The room is little more than an oversized closet hidden on the third floor of Fort Hamilton Hospital. It’s actually the wig room, where dozens of multi-color hairpieces sit on faceless heads, staring down.

That’s where junior volunteers wait for the phone to ring.

“It’s a good place to wig out,” one of them joked.

They are no longer called candy stripers and a big part of what they do is interjecting youth, levity and cheer into what is, for many, a very uncomfortable situation.

“You have to sort of have a cheerful attitude and raise their spirits,” said Rosemary Mignery, 16, who goes to Badin High School.

When the phone does ring, they all rush to touch their noses.

“The last one (to touch their nose) has to go out,” explained fellow volunteer Taylor Young, 17, of Hamilton High School.

Depending on what it is, they don’t really mind going out. “No one really wants to take the bedside commode down to be washed out,” Taylor explains.

But some calls are more joyful: The new mother, for example, with a tiny baby in her lap whose father is loaded down with flowers, presents and luggage.

“I see everyone, the good and the bad,” Mignery said.

When they’re not transporting patients or commodes, the high-schoolers stay busy assembling folders, moving equipment — anything, really, that’s asked of them.

“They travel really well, and they’re down for just about anything,” said volunteer coordinator Mollie Young (no relation to Taylor). “They’ll go to any department and park themselves and do whatever is required.”

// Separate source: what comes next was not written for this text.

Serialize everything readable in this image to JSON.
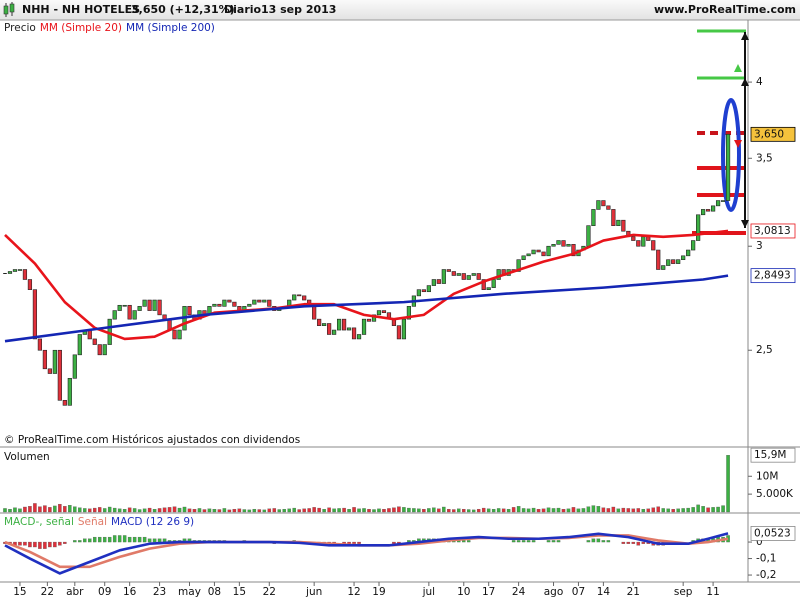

Because they’re not paid, they have fun, though that can be a challenge in a hospital at times. “You think wheelchairs look fun, but after a couple hours they’re not all they’re cracked up to be,” Taylor Young said.

Like Young and Mignery, fellow volunteers Jimin Seo, 17, of Badin and Ross High School senior Josh Mabis, 18, said they originally volunteered because they wanted to learn more about working in hospitals.

“I thought I wanted to be involved in the medical area, and it was a good way to learn leadership skills and people skills,” Mignery said.

And it looks good on a college application, they said. But it’s about more than learning.

“I’ve always liked the idea of — I know it sounds cliché — but helping people,” Taylor Young said.